Bad news for foodies and producers of foie gras. New York City Council voted Wednesday, October 30, to ban the French specialty in the city. Foie gras is currently served at a 1,000 restaurants across the five boroughs.
Forty-two city councillors voted in favor of banning it, and six voted against. Set to go into effect in 2022, the law, which bans “the sale or provision of certain force-fed poultry products,” allows for fines of $500 to $2,000 for offenders. “I am pleased that the city council wants to put an end to inhumane and cruel practices, with animals suffering,” said Carlina Rivera, a Democrat elected in southern Manhattan who drafted the bill. “One hundred and fifty years after the first law protecting animals, New York must continue to set an example by becoming the most humane city.”

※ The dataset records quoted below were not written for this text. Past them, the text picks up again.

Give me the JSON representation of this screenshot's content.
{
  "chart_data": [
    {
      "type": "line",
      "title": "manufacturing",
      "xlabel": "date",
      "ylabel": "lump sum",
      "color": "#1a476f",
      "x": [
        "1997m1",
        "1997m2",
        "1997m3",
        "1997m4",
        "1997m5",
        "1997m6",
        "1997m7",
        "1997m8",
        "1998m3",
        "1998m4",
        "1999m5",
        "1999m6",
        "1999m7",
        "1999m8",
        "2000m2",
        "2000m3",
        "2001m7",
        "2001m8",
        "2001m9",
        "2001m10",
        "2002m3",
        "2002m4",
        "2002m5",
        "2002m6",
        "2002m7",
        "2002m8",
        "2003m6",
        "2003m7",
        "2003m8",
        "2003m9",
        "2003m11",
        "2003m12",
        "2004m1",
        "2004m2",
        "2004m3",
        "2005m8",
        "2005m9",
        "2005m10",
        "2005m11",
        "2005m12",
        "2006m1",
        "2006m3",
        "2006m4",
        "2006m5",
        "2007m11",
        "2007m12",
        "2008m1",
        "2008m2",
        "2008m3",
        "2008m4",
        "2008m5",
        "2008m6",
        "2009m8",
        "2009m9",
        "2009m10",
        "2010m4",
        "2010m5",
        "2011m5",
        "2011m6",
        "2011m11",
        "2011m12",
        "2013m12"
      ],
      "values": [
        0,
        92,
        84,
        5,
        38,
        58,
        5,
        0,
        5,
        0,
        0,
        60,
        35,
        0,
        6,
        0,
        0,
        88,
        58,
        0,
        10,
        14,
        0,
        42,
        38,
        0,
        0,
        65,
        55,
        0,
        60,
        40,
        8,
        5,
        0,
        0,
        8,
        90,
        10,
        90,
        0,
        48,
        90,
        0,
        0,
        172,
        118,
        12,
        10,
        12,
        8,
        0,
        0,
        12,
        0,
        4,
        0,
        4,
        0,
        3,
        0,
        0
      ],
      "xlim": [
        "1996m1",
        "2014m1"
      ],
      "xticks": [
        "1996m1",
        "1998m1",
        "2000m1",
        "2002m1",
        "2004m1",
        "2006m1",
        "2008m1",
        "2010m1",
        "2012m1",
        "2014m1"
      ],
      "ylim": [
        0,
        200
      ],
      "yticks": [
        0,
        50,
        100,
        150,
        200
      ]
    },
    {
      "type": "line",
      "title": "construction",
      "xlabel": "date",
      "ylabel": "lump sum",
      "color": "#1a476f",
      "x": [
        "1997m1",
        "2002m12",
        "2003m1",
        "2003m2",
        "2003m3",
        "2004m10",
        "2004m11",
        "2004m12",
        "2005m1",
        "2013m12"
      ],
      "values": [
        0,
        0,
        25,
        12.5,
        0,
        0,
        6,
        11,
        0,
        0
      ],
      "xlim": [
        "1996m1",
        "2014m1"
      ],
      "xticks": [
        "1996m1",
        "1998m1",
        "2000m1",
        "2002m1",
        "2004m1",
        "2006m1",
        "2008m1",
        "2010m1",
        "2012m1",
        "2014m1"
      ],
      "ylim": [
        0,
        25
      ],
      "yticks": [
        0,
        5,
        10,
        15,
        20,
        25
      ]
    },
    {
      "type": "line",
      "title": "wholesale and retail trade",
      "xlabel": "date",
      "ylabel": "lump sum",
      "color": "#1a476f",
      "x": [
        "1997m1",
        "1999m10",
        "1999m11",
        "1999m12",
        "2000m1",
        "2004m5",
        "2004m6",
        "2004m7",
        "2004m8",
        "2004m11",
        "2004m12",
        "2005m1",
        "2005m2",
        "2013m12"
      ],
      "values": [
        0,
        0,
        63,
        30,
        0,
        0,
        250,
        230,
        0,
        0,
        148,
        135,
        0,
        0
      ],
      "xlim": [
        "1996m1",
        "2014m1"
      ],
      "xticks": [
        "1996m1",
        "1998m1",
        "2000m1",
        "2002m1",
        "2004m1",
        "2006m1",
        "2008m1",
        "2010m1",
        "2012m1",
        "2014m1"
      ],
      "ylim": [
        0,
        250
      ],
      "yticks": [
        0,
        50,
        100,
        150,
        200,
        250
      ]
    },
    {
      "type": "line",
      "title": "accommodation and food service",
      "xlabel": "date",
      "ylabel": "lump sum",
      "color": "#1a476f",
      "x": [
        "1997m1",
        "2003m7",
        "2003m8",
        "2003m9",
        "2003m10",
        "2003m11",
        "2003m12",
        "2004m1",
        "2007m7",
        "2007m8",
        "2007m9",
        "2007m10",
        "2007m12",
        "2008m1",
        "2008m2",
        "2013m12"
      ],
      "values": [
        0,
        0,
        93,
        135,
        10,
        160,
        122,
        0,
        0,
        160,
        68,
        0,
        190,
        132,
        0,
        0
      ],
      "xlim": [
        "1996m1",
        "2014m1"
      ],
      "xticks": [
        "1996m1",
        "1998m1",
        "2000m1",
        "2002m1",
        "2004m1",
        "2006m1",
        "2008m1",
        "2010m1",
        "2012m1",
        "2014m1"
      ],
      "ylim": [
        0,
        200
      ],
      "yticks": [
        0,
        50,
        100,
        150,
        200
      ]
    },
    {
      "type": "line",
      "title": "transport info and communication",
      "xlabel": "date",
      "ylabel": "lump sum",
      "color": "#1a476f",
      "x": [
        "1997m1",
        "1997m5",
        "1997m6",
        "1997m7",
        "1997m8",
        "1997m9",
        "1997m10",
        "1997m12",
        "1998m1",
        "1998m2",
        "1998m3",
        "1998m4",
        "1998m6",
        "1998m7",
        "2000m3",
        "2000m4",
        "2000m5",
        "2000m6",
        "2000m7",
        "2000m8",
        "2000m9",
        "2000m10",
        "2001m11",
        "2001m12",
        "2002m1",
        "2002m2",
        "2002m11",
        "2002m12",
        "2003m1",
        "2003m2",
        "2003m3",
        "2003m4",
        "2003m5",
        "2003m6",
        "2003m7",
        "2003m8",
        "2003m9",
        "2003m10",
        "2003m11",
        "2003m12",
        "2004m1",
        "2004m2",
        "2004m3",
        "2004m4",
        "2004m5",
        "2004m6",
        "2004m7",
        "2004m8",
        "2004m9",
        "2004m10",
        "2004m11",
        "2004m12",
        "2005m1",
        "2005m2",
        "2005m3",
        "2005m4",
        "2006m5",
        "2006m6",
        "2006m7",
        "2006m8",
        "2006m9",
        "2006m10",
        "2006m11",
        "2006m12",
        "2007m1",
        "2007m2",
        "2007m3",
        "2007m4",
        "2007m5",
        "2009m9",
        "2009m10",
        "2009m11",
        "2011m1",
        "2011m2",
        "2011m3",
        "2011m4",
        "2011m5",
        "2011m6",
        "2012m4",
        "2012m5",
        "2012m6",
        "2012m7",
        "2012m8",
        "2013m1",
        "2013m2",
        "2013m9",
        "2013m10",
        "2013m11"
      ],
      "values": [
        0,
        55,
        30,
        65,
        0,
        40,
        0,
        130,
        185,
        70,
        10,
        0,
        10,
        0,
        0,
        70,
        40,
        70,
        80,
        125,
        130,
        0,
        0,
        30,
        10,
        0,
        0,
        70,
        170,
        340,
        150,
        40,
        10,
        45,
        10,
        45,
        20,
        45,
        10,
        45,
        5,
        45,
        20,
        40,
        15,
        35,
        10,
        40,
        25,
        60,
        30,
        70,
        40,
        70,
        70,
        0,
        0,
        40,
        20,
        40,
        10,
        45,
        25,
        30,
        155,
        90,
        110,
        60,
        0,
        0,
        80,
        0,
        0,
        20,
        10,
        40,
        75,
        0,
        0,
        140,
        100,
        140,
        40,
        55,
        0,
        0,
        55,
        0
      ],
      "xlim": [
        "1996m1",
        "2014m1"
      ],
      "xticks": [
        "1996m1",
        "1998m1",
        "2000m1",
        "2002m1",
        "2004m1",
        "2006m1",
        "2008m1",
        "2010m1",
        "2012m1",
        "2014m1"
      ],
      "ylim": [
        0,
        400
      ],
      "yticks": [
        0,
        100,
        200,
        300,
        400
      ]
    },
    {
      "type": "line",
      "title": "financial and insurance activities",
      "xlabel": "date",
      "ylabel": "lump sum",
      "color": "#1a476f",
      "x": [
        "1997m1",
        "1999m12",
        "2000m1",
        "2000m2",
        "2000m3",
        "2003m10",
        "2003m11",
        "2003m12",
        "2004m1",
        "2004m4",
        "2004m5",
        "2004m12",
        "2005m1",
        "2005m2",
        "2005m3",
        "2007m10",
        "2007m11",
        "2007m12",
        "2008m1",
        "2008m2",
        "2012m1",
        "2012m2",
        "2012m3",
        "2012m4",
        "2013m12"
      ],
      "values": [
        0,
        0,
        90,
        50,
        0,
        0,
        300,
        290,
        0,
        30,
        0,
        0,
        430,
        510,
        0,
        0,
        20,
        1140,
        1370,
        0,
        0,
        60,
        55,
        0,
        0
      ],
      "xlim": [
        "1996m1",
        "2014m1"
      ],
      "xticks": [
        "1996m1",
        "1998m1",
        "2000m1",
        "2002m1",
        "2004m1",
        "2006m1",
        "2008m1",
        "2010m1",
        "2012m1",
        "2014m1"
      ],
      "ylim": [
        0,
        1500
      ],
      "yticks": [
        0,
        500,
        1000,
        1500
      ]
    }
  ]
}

The ban is welcome news for animal rights groups such as Voters for Animals Rights. About sixty activists, wearing blue t-shirts with the message “ban foie gras, a product of cruelty,” met at nine in the morning in front of the City Hall to give show their support. Among them was Hervé Breuil, director of an animal shelter in Woodstock. “It’s the reward for years of work,” explains the Frenchman who for several years has been trying to convince elected officials to ban it. “We hope that this ban in New York will be an example to the world.”
The measure comes just a few months after it was banned in California, which forced the only foie gras-producing farm to shutter its doors. In New York, 400 jobs are at risk. “They have a three-year period before the ban [begins], which allows employees to find a job again, and producers to diversify their operations by choosing a domaine that is more respectful of animals and nature,” says Breuil.
Ariane Daguin, CEO of D’Artagnan, which produces and sells foie gras in the United States, said on Monday that banning foie gras in New York would be a “political decision.” “They wanted to use foie gras as an example because they knew they would get more votes by siding with vegetarians.”